A boy’s voice, terrified. ‘Who’s there?’

‘Come and say hello to your dad.’

Another moment’s silence, then the sudden sound of running feet, and Tom came bounding down the two flights into his father’s arms. He was clasped so tightly against Denham’s wounds that the pain shot orange stars through his eyes. He didn’t care.

‘Oh, Tom.’

The match went out, and in the darkness Denham smelled earth and bark and liquorice in his son’s hair, and when his small voice spoke it was with a soft whistle. He had lost his two front teeth, like the apparition in the cell.
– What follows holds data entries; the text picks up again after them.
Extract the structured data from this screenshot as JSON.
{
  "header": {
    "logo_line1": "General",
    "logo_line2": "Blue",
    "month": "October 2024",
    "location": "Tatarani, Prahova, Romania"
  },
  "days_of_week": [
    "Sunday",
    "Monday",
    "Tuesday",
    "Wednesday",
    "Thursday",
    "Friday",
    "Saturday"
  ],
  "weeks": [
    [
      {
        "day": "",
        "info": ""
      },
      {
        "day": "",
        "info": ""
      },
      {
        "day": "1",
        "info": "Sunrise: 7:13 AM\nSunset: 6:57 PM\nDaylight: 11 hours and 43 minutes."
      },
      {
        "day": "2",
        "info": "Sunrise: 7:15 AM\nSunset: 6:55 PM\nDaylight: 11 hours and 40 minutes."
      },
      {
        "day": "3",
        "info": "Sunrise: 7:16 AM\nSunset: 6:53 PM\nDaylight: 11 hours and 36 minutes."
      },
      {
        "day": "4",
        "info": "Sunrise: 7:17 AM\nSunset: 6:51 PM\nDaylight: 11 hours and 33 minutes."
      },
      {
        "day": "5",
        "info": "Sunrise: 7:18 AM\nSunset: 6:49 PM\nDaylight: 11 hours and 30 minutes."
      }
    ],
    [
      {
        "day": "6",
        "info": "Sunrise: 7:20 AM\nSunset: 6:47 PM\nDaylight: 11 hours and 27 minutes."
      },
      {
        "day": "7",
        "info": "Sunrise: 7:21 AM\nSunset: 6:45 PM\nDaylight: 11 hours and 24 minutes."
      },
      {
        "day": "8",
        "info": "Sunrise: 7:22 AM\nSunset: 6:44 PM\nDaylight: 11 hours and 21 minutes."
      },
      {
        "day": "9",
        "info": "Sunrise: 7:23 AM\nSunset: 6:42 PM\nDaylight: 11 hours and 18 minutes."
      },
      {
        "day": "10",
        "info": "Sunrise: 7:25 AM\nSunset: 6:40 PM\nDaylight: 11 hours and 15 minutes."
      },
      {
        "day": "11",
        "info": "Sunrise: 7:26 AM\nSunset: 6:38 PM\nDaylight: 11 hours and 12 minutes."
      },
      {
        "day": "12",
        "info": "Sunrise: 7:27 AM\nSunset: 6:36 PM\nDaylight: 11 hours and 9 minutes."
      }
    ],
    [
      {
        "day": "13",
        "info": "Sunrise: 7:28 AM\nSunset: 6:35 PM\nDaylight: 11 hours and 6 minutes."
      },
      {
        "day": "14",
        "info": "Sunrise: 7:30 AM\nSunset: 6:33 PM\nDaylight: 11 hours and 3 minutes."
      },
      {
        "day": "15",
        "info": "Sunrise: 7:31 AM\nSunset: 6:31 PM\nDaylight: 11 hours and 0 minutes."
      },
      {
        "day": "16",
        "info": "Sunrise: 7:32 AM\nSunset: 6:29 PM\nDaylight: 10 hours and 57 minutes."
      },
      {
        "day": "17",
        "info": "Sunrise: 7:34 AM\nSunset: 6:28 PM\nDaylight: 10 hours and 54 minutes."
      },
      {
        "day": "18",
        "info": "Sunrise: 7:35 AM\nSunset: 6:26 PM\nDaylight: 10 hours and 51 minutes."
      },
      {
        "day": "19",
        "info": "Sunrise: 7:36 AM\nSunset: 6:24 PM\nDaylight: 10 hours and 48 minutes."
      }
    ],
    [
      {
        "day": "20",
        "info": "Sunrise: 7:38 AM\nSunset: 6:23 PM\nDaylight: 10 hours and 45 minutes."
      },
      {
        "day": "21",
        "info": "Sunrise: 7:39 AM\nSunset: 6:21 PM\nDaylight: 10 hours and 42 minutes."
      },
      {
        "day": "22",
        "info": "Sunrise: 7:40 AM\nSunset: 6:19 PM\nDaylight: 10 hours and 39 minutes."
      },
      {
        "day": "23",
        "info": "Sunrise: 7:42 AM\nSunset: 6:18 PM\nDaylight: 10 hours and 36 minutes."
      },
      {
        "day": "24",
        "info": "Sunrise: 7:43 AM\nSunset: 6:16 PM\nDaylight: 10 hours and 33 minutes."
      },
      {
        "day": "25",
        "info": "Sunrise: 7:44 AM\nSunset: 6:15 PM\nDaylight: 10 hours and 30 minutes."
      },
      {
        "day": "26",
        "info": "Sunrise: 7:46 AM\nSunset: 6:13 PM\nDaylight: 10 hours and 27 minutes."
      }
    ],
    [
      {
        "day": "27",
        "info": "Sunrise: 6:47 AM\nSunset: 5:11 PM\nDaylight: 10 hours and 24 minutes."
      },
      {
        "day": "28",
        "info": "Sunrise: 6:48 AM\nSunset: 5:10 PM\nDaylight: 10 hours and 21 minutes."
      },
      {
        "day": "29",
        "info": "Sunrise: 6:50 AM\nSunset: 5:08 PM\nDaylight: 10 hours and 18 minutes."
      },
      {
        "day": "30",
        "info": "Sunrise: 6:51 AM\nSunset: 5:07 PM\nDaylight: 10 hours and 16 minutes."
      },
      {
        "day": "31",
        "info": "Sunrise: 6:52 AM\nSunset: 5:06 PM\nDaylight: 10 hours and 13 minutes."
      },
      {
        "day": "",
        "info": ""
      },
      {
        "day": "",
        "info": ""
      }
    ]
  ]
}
Maybe it was Tom’s spirit that had come to him after all.

‘Are you going to stay this time?’

‘Yes,’ said Denham, struggling under the emotion in his voice. ‘Daddy’s not leaving again.’

Tom’s voice fell to a whisper. ‘Who’s in there?’

It was easier to see in the kitchen, where the city glow of the clouds shone through a window over the sink. Beyond it was a garden, dark and overgrown. Eleanor stood tall and graceful in the spectral light. A figure from a dream.